Angel Thomson, a Washington-based grief therapist, said humour could also bring shifts in perspective, especially with topics like grief that tend to have a lot of silence around them.

“It’s a common misconception that grief is just feeling sad all the time,” she said. “The emotional experience of grieving is wide and nuanced. In grieving, we need to be reminded that we can continue on, that we can carry our grief and continue to feel joy in life.”

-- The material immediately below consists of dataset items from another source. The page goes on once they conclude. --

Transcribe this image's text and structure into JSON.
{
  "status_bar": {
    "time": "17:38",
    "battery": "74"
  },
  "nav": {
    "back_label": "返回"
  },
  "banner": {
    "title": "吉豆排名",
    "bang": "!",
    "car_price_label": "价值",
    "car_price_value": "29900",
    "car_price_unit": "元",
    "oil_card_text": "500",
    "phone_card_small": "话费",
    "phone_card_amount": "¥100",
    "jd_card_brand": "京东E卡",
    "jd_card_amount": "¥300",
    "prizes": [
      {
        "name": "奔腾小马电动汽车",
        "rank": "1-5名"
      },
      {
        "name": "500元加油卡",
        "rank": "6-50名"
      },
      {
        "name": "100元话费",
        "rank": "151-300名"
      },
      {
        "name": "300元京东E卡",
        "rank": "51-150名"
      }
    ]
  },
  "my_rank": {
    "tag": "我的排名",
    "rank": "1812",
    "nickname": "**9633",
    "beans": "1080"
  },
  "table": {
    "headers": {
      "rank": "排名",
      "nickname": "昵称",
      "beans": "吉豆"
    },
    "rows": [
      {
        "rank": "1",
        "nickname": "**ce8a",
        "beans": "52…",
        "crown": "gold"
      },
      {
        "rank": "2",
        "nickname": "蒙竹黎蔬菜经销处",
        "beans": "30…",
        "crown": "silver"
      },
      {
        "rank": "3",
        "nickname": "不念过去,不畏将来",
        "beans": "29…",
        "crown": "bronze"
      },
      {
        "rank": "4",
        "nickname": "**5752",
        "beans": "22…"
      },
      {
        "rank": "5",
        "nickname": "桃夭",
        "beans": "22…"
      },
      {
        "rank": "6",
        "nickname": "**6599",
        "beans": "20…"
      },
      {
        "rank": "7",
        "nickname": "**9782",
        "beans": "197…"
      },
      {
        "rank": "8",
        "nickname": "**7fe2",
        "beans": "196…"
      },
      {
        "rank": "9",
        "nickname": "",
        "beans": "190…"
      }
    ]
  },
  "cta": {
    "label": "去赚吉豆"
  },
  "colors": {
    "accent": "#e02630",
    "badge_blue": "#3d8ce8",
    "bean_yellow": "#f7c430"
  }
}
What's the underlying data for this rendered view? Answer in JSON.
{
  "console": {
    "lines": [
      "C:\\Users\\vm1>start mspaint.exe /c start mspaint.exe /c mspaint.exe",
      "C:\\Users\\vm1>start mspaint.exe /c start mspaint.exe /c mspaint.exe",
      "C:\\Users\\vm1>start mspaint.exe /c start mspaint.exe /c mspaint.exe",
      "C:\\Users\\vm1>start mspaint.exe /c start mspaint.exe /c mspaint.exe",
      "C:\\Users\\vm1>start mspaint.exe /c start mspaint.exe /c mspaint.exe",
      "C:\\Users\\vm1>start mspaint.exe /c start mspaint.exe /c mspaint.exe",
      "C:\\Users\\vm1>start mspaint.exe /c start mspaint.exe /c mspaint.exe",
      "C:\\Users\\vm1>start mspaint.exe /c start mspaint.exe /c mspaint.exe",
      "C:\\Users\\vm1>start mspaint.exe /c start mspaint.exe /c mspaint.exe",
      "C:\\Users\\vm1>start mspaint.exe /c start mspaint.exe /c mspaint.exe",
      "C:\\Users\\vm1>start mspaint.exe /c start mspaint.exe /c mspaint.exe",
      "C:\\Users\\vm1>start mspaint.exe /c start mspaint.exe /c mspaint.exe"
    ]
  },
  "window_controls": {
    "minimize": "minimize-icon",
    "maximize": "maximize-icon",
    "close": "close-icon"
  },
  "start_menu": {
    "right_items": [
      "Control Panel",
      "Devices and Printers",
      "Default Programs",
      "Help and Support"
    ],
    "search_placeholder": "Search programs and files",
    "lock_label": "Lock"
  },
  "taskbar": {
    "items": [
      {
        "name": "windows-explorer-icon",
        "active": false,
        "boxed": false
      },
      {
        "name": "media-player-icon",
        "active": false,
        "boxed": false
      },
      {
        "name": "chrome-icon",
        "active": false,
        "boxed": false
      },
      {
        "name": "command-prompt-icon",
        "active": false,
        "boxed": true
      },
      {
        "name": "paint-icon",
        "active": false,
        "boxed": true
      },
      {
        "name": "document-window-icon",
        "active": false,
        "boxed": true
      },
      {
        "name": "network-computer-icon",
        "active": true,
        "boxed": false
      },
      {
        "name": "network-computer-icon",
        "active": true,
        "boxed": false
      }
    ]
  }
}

Ultimately, everyone will have their own grieving process, so laughing about death may not feel right to you, but what these comedians and people on social media each show is that you’re not alone in feeling gut-wrenching grief and a need to laugh during and sometimes about it.

“Joy doesn’t stop just because a lot of shitty things like death or illness or whatever has crept into your life,” Wasserman said. “The difficult thing is being able to balance all of it...For me personally, the thing with death that always fucked me up was that life keeps going. And that includes the good stuff and trying to manage and mitigate and negotiate that kind of dance between being really sad and also finding myself ebullient at times.”